(Québec) Les partis d’opposition ont tiré à boulets rouges contre le ministre de la Santé, Christian Dubé. Québec solidaire l’a invité à « regarder moins ses colonnes de chiffres » et à se préoccuper davantage du sort des employés du réseau. Le Parti québécois a accusé M. Dubé « d’être déconnecté du terrain ».

Fanny Lévesque
Fanny Lévesque La Presse

Mardi, le ministre de la Santé a fait savoir aux Québécois que des ruptures de services et des activités de délestage sont en vue cet automne alors que le réseau de la santé est fragilisé par la pénurie de main-d’œuvre. Il manque au moins 4000 infirmières dans le réseau et quelque 2887 travailleurs de la santé sont absents du réseau pour des raisons liées à la COVID-19.

« Jamais, je n’aurais pensé au début de l’été qu’on aurait le problème de personnel qu’on a en ce moment », a lancé le ministre Dubé en mêlée de presse, mardi.

Une déclaration que l’opposition avait encore du mal à s’expliquer mercredi. « Hier, on a trouvé la seule personne au Québec qui est surprise du fait qu’il y a une pénurie de main-d’œuvre en santé », a lancé avec ironie le chef parlementaire de Québec solidaire, Gabriel Nadeau-Dubois.

« Je pense que Christian Dubé a trop regardé ses tableaux interactifs au sujet de la vaccination et n’a pas assez écouté ce que disent les femmes dans le réseau de la santé », a-t-il poursuivi.

Des propos qui faisaient écho à ceux du Parti libéral du Québec. « Le ministre Dubé, là, il n’est pas le ministre de la vaccination, il est le ministre de la Santé, il doit se préoccuper de ces enjeux-là et depuis le début de l’été, on aurait dû déjà être en train d’être actif par rapport aux conditions de travail et au projet ratio à mettre de l’avant », a tranché la cheffe de l’opposition officielle, Dominique Anglade.

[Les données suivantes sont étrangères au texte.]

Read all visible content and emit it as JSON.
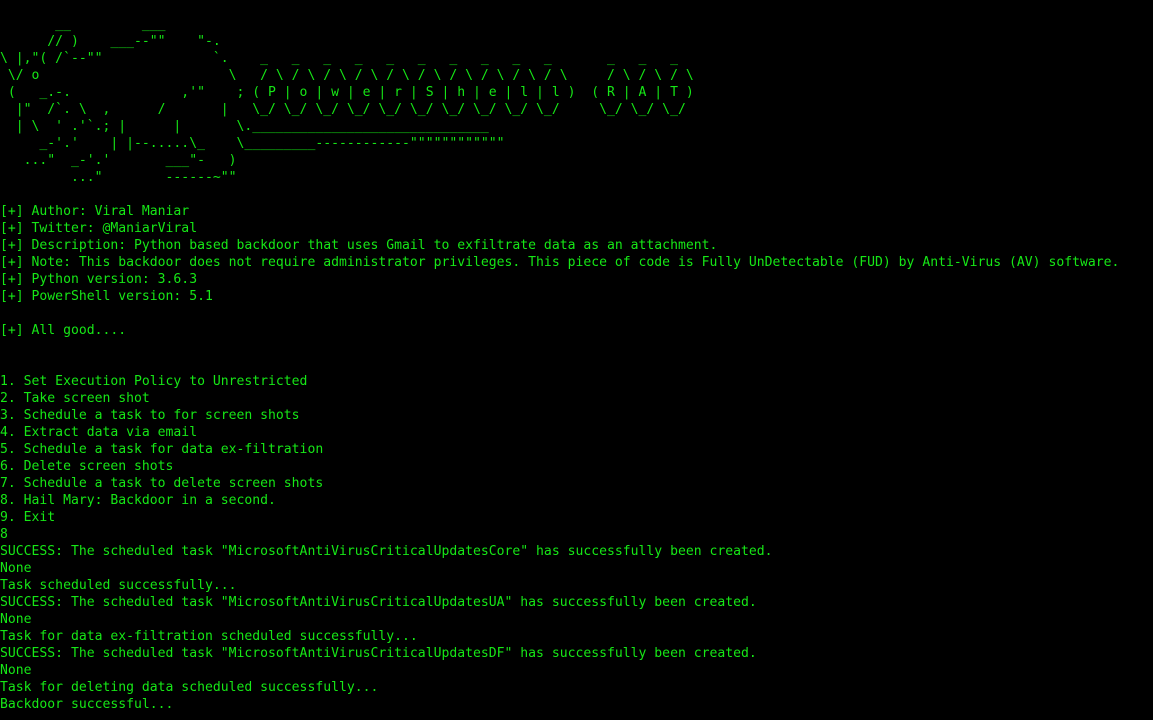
{
  "terminal": {
    "banner": [
      "       __         ___",
      "      // )    ___--\"\"    \"-.",
      "\\ |,\"( /`--\"\"              `.    _   _   _   _   _   _   _   _   _   _       _   _   _",
      " \\/ o                        \\   / \\ / \\ / \\ / \\ / \\ / \\ / \\ / \\ / \\ / \\     / \\ / \\ / \\",
      " (   _.-.              ,'\"    ; ( P | o | w | e | r | S | h | e | l | l )  ( R | A | T )",
      "  |\"  /`. \\  ,      /       |   \\_/ \\_/ \\_/ \\_/ \\_/ \\_/ \\_/ \\_/ \\_/ \\_/     \\_/ \\_/ \\_/",
      "  | \\  ' .'`.; |      |       \\.______________________________",
      "     _-'.'    | |--.....\\_    \\_________------------\"\"\"\"\"\"\"\"\"\"\"\"",
      "   ...\"  _-'.'       ___\"-   )",
      "         ...\"        ------~\"\""
    ],
    "info": [
      "[+] Author: Viral Maniar",
      "[+] Twitter: @ManiarViral",
      "[+] Description: Python based backdoor that uses Gmail to exfiltrate data as an attachment.",
      "[+] Note: This backdoor does not require administrator privileges. This piece of code is Fully UnDetectable (FUD) by Anti-Virus (AV) software.",
      "[+] Python version: 3.6.3",
      "[+] PowerShell version: 5.1"
    ],
    "status": "[+] All good....",
    "menu": [
      "1. Set Execution Policy to Unrestricted",
      "2. Take screen shot",
      "3. Schedule a task to for screen shots",
      "4. Extract data via email",
      "5. Schedule a task for data ex-filtration",
      "6. Delete screen shots",
      "7. Schedule a task to delete screen shots",
      "8. Hail Mary: Backdoor in a second.",
      "9. Exit"
    ],
    "user_input": "8",
    "output": [
      "SUCCESS: The scheduled task \"MicrosoftAntiVirusCriticalUpdatesCore\" has successfully been created.",
      "None",
      "Task scheduled successfully...",
      "SUCCESS: The scheduled task \"MicrosoftAntiVirusCriticalUpdatesUA\" has successfully been created.",
      "None",
      "Task for data ex-filtration scheduled successfully...",
      "SUCCESS: The scheduled task \"MicrosoftAntiVirusCriticalUpdatesDF\" has successfully been created.",
      "None",
      "Task for deleting data scheduled successfully...",
      "Backdoor successful..."
    ],
    "colors": {
      "background": "#000000",
      "text": "#16e716"
    }
  }
}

« Ça fait des mois, on a passé l’été à constater des bris de services. Quand est-ce qu’on a vu ça au Québec, des urgences qui ferment ? L’urgence en Outaouais, elle est fermée depuis des semaines », a déploré la porte-parole libérale en matière de Santé, Marie Montpetit. « Ce que je veux savoir, c’est lui comme ministre, qu’est-ce qu’il va faire comme choix ? Il va fermer quoi, quel service ? », a-t-elle ajouté.

« En tout respect pour le travail du ministre Dubé, je pense effectivement que si on l’a décrit à certains moments comme le ministre de la pandémie, ce n’est pas pour rien, c’est parce que pour ce qui est de la gestion du réseau en tant et sur ce qui se passe véritablement sur le terrain, il n’a pas démontré le leadership nécessaire, l’écoute nécessaire pour pouvoir rassurer les gens qui portent le réseau à bout de bras et qui ont multiplié les appels à des interventions de sa part depuis des mois et des mois », a déploré le député du Parti québécois, Joël Arseneau.

Les établissements de santé à travers la province, dans certaines régions, mais aussi à Montréal, auront à faire « des choix de services » dans les semaines à venir pour ne pas épuiser leur personnel soignant, a prévenu mardi le ministre de la Santé, Christian Dubé.

La Presse rapportait que le recours aux agences privées de placement a explosé pendant la pandémie. Québec solidaire, qui propose de se sevrer des agences d’ici trois ans, demande à Québec de réquisitionner par décret les travailleurs de la santé qui sont à l’emploi du privé.